Reff:Uroe-uroe lon senang/Malam pih troh meubayang/Rupa pemuda nyang di ruweung mata/Bit ulon ka teugoda//Dengon hati nyang dalam/Ngon perasaan lon lake/Neuteupeukeuh hate nyoe/Lon kamabok cinta/Keudroeneuh hai pemuda.

Nah, andai penyanyi profesional, beranikah Anda menyanyikan lagu yang sangat berterus terang ini? Kalau berani, itu pertanda, perempuan Aceh sudah proaktif bahkan “berani” dalam mengutarakan cinta secara terang-terangan. Kalau album ini laris manis nantinya, berarti persoalan ini akan mendorong kalangan muda berpikir moderat soal kebebasan pengungkapan cinta. Padahal, kalau dipandang dari segi etika (bukan perspektif gender) apa yang terpapar dalam Teugoda, mestinya merupakan rahasia hati seorang perempuan. Tapi ini hanya sebuah apresiasi, selanjutnya terseran Anda (meminjam istilah salah satu parfum).
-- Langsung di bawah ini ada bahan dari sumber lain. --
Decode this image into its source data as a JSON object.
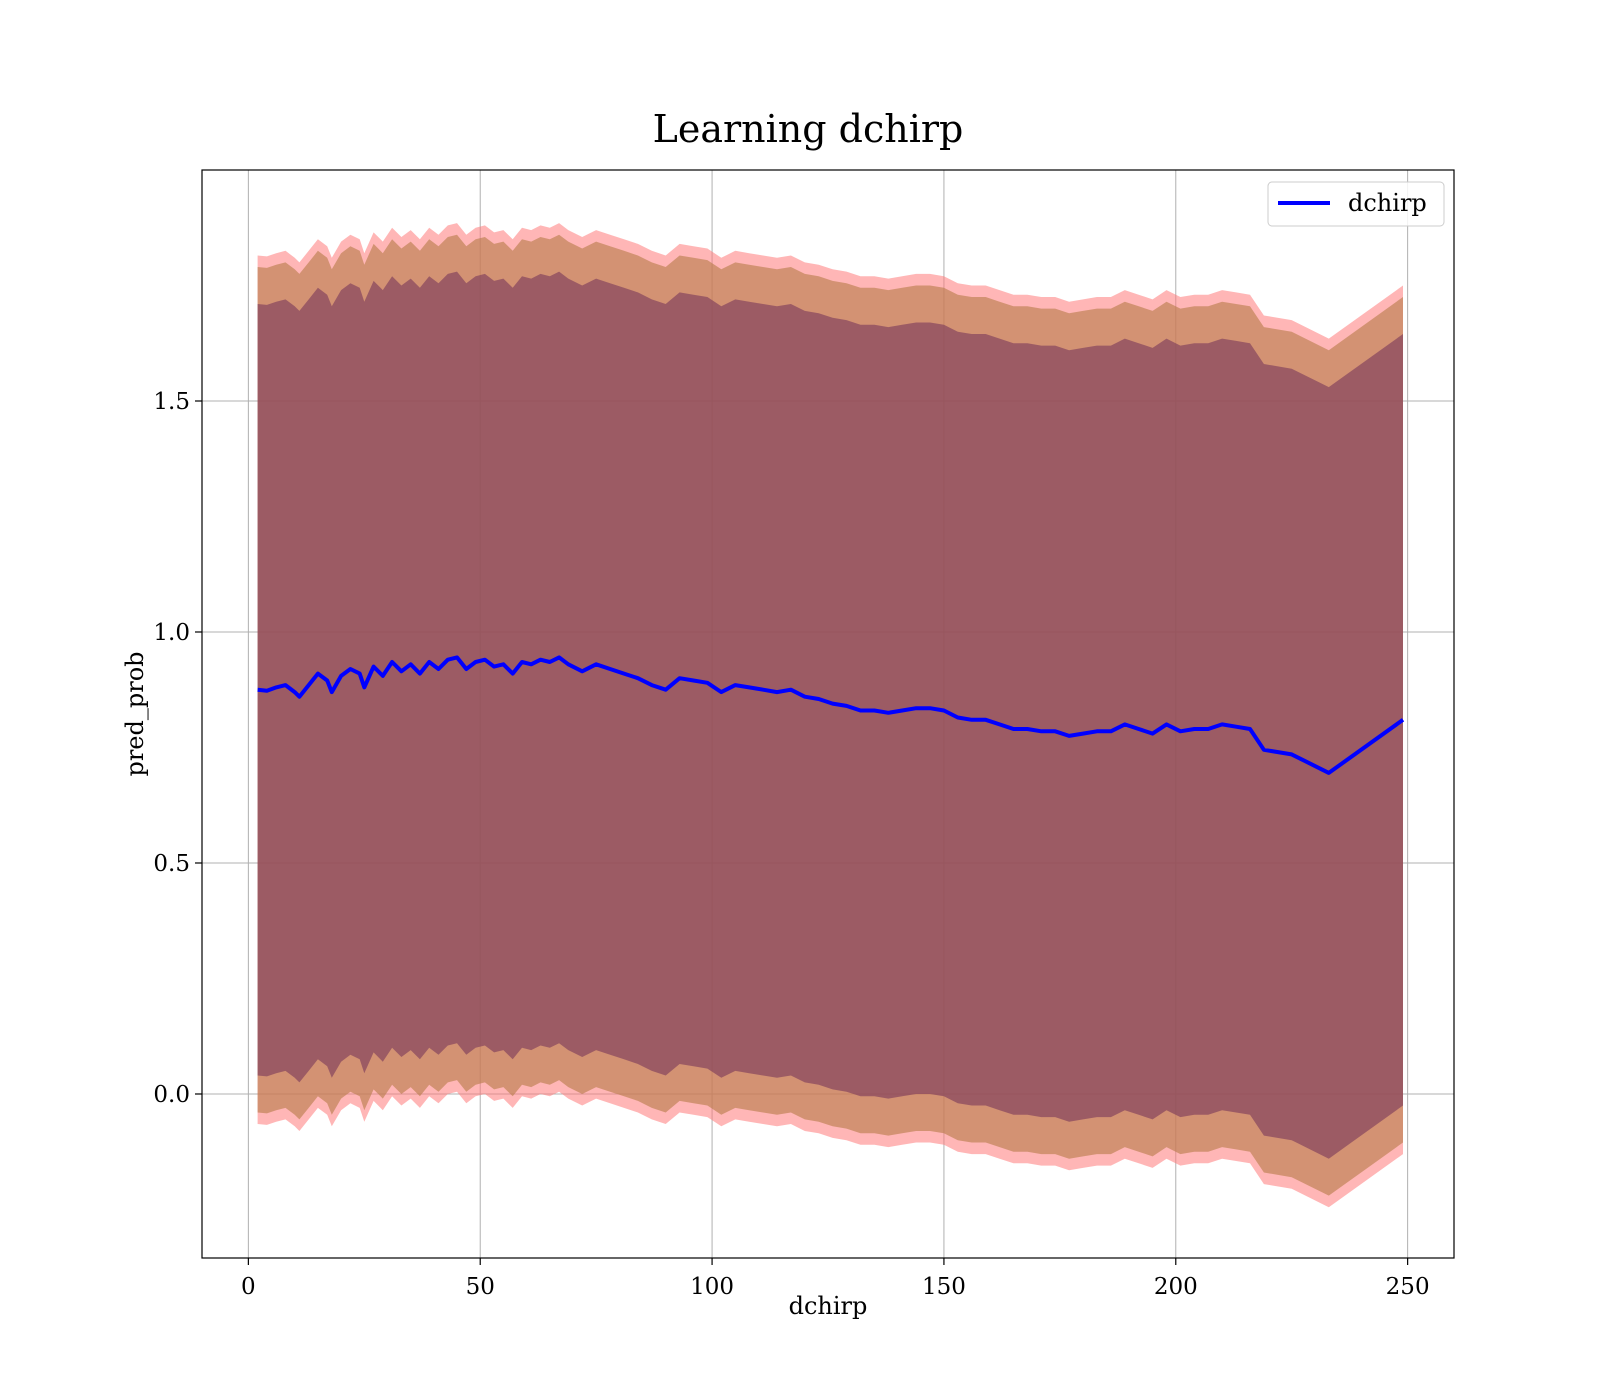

Yang tak lupa pantas dipujikan, di saat banyak penyanyi lagu Aceh (orang Aceh) mengeluarkan album dengan tata wajah yang tak berdimensi syariat, sampul Slow Rock Dewi S cukup apik. Dewi nan manis yang menutup aurat (kepala) dengan “siluet” modern, sidikitnya membuat penyuka kaset lagu Aceh mau menoleh ke rak-rak kaset di pasaran.

Lalu, ada yang “renyah” di album ini. Dewi sering berimprov dengan menyeret nada-nadanya. Sebut saja dalam Pilehan Hate, Lumpoe. Ada falset yang enak didengar. Kalau bisa kita tebak, Dewi seperti terobsesi dengan Siti Nurhaliza, penyanyi kondang asal Malaysia. Jika benar, (kalau bisa kita tebak lagi), secara pasar (kalau tidak gede rasa), Dewi sah-sah saja bisa “menggaet” publiknya Siti, bukan?

Kabar baik lainnya, Salman Varisy dan Hasan Basri M Nur selaku produser, sedang berupaya menawarkan “sistem baru” dalam memberikan penghargaan bagi penyanyi dan pencipta lagu di Aceh, yaitu pemberian royalty kepada penyanyi dan pencipta lagu. Langkah terhormat ini dimulai pada album Slow Rock Dewi S. Kalau berhasil, ini bagus, bukan saja bagi Dewi.

Yang jelas, tulisan ini sekadar apresiasi segi artistik dan estetika yang dilatarbelakangi rasa berkesenian. Tak bertendensi macam-macam.

Sebagai produk seni, album Slow Rock Dewi S tetap punya kualitas sendiri dan pangsa tersendiri. Beruntunglah Salman Varisy dan Hasan Basri sebagai produser. Sebab, kualitas vokal Dewi memang tidak bisa “dipandang” sebelah mata.